For Plato, the being of things — what makes a horse truly a horse — is the Idea, the eternal, non-sensory form grasped by the intellect. For Aristotle, being is substance: the underlying subject that persists through change. For Descartes, the primary being is the thinking subject; for Kant, being is what the categories of the understanding impose on experience; for Nietzsche, being is will to power. Each step is a further forgetting of the question: what is being itself, prior to any determination by a particular metaphysical framework? The question has been replaced by a succession of answers that do not acknowledge themselves as answers.
The forgetting of being does not leave being-thinking behind; it transforms it into something else. The Nietzschean proclamation that God is dead — that the highest values have devalued themselves — is not the end of metaphysics but its completion: the moment when the metaphysical tradition recognises that it has no ground to stand on.
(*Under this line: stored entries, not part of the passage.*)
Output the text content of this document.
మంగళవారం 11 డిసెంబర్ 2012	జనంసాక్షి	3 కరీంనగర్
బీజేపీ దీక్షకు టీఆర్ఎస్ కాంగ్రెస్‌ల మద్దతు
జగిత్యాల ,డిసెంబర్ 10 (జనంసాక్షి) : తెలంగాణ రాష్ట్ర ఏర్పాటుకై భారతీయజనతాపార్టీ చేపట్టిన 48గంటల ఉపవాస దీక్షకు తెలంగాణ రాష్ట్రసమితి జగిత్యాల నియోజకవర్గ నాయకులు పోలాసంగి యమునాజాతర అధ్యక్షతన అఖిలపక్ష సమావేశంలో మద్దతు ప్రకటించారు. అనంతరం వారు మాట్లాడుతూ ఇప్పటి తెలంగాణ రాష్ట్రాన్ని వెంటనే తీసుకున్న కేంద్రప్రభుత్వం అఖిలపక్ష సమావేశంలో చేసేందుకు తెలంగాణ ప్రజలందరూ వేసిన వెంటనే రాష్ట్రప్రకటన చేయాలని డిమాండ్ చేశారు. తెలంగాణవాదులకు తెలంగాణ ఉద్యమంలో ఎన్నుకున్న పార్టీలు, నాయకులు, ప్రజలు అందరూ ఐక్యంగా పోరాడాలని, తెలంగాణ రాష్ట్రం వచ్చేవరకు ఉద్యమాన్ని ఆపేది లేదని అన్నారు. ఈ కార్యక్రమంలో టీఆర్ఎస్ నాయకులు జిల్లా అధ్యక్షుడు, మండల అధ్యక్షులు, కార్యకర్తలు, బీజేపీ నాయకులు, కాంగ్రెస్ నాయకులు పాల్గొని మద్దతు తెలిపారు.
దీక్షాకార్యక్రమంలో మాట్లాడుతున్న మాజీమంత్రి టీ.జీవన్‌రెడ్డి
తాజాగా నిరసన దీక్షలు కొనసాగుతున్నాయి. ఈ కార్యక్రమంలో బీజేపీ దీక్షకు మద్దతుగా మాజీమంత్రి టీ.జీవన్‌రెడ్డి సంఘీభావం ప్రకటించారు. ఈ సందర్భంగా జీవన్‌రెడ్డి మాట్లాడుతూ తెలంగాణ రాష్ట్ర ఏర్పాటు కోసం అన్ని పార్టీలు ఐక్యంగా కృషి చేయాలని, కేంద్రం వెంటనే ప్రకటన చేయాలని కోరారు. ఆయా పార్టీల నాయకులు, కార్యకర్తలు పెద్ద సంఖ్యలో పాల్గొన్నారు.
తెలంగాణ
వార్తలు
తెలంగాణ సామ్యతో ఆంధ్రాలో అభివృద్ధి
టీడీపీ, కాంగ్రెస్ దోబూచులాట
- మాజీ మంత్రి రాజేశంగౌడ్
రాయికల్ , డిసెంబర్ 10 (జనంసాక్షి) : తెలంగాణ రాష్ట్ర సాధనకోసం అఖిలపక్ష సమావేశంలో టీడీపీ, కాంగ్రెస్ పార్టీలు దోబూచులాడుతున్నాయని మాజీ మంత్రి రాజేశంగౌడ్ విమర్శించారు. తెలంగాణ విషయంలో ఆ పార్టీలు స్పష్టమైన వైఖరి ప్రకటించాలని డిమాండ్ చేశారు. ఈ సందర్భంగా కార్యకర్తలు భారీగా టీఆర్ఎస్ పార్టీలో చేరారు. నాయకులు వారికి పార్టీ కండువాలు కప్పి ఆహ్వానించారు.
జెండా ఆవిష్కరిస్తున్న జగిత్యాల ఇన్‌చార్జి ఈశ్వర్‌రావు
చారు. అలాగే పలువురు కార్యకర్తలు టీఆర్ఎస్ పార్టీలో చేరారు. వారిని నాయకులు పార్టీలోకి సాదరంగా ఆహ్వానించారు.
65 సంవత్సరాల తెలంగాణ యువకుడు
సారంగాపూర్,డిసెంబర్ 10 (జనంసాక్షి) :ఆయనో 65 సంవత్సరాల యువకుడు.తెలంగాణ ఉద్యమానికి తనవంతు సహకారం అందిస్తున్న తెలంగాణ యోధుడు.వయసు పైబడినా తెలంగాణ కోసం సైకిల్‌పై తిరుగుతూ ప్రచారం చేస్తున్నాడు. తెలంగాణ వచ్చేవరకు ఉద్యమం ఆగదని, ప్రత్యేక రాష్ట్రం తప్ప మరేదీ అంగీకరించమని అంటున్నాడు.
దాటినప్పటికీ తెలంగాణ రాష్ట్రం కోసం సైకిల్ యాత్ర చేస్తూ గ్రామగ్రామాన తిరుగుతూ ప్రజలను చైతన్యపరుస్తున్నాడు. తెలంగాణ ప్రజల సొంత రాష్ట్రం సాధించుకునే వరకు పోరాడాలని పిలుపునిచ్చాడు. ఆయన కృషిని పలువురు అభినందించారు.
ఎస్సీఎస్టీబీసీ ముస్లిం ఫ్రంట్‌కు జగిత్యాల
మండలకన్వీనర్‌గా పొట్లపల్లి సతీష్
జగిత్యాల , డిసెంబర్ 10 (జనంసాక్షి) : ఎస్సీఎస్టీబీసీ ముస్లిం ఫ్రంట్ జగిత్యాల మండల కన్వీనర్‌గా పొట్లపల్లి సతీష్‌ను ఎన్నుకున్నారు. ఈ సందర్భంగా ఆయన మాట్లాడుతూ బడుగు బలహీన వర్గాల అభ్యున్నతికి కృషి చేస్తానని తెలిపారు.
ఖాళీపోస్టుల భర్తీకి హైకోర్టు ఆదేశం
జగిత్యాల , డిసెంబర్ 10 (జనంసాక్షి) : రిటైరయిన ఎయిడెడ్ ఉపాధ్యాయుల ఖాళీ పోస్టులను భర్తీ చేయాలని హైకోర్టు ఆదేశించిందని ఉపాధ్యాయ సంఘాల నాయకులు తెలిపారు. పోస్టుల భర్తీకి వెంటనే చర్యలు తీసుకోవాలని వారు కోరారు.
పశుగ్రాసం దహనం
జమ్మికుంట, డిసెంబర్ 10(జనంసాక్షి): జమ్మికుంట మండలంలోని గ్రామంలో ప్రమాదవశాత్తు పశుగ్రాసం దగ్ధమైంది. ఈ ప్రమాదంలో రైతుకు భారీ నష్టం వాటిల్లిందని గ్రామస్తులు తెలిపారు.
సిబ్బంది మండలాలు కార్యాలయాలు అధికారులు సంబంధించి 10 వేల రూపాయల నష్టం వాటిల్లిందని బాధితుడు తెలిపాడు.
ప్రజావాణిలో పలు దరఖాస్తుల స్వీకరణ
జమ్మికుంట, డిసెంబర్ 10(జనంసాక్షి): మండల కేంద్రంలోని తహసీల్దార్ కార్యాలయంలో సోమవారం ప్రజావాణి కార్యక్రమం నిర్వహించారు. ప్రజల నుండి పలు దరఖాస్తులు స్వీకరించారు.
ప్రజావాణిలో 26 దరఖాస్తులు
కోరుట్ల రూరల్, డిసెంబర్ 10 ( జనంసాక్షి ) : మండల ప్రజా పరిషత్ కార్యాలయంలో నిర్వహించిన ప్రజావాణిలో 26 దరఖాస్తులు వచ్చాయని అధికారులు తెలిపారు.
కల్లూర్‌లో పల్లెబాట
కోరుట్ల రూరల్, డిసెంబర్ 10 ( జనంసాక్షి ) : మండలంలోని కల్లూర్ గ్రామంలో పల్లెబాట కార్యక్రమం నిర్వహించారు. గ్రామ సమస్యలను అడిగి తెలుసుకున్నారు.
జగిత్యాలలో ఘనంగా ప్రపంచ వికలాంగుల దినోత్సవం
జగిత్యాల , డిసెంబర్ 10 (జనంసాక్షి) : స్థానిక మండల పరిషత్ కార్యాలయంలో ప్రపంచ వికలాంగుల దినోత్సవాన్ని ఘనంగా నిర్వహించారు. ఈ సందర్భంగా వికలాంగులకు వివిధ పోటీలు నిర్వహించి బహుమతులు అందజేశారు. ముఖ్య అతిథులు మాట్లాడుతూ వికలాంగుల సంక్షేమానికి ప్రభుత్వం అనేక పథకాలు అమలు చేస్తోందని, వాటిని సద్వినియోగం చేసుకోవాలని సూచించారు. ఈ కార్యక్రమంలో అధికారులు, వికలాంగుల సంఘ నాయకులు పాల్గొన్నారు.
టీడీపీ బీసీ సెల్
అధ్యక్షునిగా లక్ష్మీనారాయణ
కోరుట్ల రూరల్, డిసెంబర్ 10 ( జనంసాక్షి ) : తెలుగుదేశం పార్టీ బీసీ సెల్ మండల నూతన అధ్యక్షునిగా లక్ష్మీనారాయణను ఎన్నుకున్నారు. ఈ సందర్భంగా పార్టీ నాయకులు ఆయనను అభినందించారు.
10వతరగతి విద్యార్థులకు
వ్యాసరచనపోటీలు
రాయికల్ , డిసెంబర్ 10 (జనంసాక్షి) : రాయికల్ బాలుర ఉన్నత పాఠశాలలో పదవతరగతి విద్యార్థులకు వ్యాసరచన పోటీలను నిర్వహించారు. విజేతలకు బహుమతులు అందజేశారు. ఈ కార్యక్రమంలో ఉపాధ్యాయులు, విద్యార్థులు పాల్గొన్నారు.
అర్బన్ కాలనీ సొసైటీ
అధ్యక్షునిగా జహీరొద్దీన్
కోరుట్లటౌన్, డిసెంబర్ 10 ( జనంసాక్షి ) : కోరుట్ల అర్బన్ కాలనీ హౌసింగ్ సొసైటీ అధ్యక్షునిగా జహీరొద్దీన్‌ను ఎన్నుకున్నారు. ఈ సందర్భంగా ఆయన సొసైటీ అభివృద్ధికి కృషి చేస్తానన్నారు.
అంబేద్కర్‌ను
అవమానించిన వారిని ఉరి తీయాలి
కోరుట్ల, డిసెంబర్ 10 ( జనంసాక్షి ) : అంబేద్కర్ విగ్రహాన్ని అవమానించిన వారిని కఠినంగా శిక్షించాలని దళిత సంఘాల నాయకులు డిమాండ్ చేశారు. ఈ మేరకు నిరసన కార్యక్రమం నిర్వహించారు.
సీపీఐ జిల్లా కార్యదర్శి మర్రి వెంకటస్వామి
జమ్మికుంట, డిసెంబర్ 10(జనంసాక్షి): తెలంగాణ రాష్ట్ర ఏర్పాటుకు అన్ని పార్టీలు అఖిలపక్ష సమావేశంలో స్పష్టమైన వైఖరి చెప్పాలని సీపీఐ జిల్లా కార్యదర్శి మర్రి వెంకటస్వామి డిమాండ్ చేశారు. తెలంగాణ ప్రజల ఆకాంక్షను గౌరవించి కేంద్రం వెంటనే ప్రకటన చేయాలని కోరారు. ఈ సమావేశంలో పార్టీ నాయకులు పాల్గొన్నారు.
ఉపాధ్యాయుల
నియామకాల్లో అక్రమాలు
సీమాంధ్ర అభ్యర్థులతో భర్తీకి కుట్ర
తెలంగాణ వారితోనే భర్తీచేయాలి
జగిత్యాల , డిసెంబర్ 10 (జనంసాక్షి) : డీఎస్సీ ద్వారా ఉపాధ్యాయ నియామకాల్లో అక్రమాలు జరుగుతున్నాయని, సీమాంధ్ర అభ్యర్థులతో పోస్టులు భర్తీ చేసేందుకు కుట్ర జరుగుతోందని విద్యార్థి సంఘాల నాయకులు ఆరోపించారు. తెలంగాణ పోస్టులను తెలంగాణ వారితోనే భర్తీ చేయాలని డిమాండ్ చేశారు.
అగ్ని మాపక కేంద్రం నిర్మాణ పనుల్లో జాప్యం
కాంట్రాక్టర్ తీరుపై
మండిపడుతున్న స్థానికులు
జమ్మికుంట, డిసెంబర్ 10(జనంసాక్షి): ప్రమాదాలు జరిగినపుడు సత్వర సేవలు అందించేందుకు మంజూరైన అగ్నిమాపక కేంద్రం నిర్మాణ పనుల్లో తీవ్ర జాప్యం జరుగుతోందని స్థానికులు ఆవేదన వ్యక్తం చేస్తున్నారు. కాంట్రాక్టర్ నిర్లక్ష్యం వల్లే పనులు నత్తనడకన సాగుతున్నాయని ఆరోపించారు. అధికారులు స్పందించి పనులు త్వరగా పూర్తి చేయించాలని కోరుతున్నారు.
The will to power that Nietzsche proposed as the new ground is itself the ultimate expression of Western metaphysics in its epoch of subjectivity. Heidegger sees in Nietzsche not the overcoming of nihilism but its most honest statement.
The culmination of the forgetting of being is not a philosophical doctrine but a practical reality: the modern technological world-order. When being is understood as presence-at-hand, as standing-reserve available for human ordering and exploitation, the original experience of physis as self-arising emergence has been completely replaced by the will to master. Technology is not the application of a scientific worldview; the scientific worldview is itself an expression of the metaphysical tradition that culminates in technology. The danger is not nuclear weapons or environmental catastrophe but the concealment of every other way of encountering beings.
The concept of the history of being (Seinsgeschichte) and the forgetting of being runs through all of Heidegger's later work. Its most concentrated statement in Introduction to Metaphysics is the analysis of the Greek beginning and its aftermath. The four-volume Nietzsche (1936–1946) develops the thesis that Nietzsche is the last metaphysician rather than the first post-metaphysical thinker.